Thom mengangguk, tidak ingin mengganggu lebih jauh. Ia berjalan menuju dapur dan langsung terhenti sejenak, menghirup aroma masakan yang menggugah selera. "Wah, enak banget bau makanan. Apa yang lagi dimasak?" tanyanya, mendekati Karin yang sedang sibuk memotong sayuran.
Karin tersenyum tanpa menoleh. "Nasi goreng spesial, sayang. Pasti lo suka."
Thom memeluk Karin dari belakang, kedua lengannya melingkari pinggangnya dengan penuh kasih sayang. "Aroma masakan ini pasti dari tanganmu yang luar biasa. Aku beruntung banget punya istri sebaik kamu."
Karin tertawa ringan, sedikit terkejut oleh pelukan tiba-tiba, namun ia membalasnya dengan senyum hangat. "Jangan cuma puji, sini bantuin motong sayuran."
Thom mencium rambutnya yang terurai lembut, kemudian berkata, "Malam ini, setelah makan, kita duduk bareng, ngobrol santai. Anak-anak masih muda, banyak hal yang harus kita bicarakan."
Karin menatapnya, merasa tenang dengan kehadiran suaminya yang penuh perhatian. "Tentu, kita memang butuh waktu lebih banyak untuk berbicara," jawabnya, tersenyum dengan lembut.
Di luar, malam semakin larut, tapi di dalam rumah mereka, kehangatan keluarga terasa sempurna.

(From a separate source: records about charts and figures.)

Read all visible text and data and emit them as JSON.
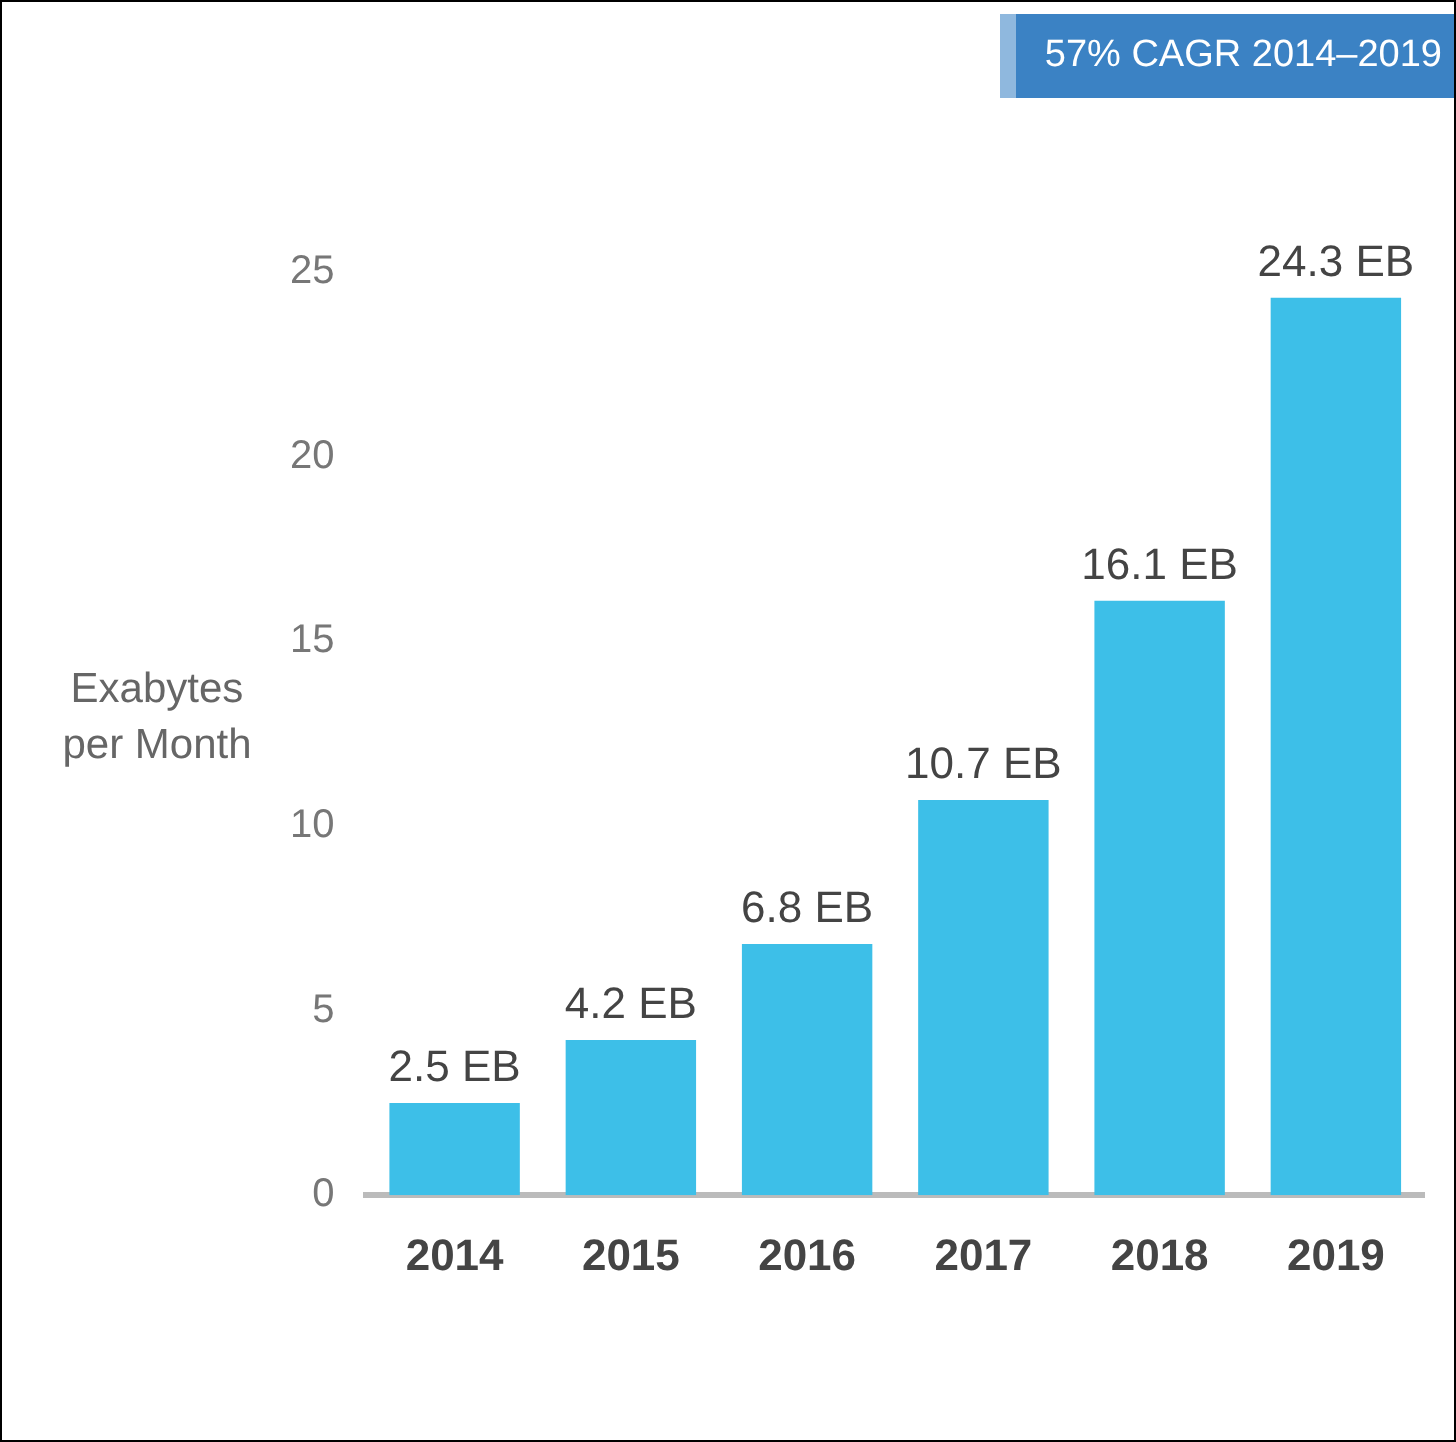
{
  "chart_data": {
    "type": "bar",
    "ylabel": "Exabytes per Month",
    "categories": [
      "2014",
      "2015",
      "2016",
      "2017",
      "2018",
      "2019"
    ],
    "values": [
      2.5,
      4.2,
      6.8,
      10.7,
      16.1,
      24.3
    ],
    "value_labels": [
      "2.5 EB",
      "4.2 EB",
      "6.8 EB",
      "10.7 EB",
      "16.1 EB",
      "24.3 EB"
    ],
    "color": "#3dbfe8",
    "ylim": [
      0,
      25
    ],
    "yticks": [
      0,
      5,
      10,
      15,
      20,
      25
    ],
    "grid": false,
    "annotations": [
      "57% CAGR 2014–2019"
    ]
  }
}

Malam itu, di sisi lain kota Jakarta yang mulai tenang, Parker sedang nongkrong bersama teman-temannya di sebuah tempat makan kecil di pinggir jalan. Lampu jalan menerangi wajah mereka yang penuh tawa dan candaan. Ada Rio, Dimas, dan Rafi—geng kecil Parker sejak kelas sepuluh.
Rio sedang memainkan es batu dari minumannya, lalu berkata, "Eh, bro... nanti pas gathering minggu depan, lo harus tampil kece ya. Banyak anak kelas lain bakal hadir."
Dimas menyambung, "Apalagi lo sekarang udah makin terkenal, Park. Viral di sekolah, terus bela-bela-in Lisa... keren sih."
Parker tertawa kecil sambil menyedot minumannya, "Gila, itu bukan gue yang nyari viral. Gue cuma gak suka ada yang ditindas."
Rafi menepuk bahunya, "Justru itu, bro. Lo beda. Anak-anak pada respect sama lo."
Parker menyandarkan diri di kursi plastiknya, memandang ke langit yang berawan tipis. "Kadang gue ngerasa semuanya jalan cepet banget. Baru kemarin rasanya gue SMP... sekarang gue harus mikirin masa depan."
Rio menggoda, "Masa depan apa? Masa depan sama Lisa?"
Teman-teman lainnya langsung tertawa, termasuk Parker yang langsung melempar sedotan ke arah Rio, "Eh gila, jangan mulai ya. Kita di luar, nih!"
Obrolan berlanjut dengan santai. Mereka bahas film, game, dan rencana-rencana kecil mereka setelah lulus nanti. Tapi jauh di dalam hati Parker, ada satu hal yang terus terbayang—ayahnya, Thom. Sosok pahlawan yang dihormati banyak orang, dan meski Parker sering kelihatan santai, ia diam-diam ingin jadi seperti sang ayah… atau mungkin lebih.
Malam itu, mereka menghabiskan waktu dengan tawa, tanpa tahu bahwa masa depan punya jalan cerita sendiri untuk masing-masing dari mereka.
Malam itu suasana masih santai di warung makan pinggir jalan. Lampu neon remang-remang menerangi meja Parker dan teman-temannya.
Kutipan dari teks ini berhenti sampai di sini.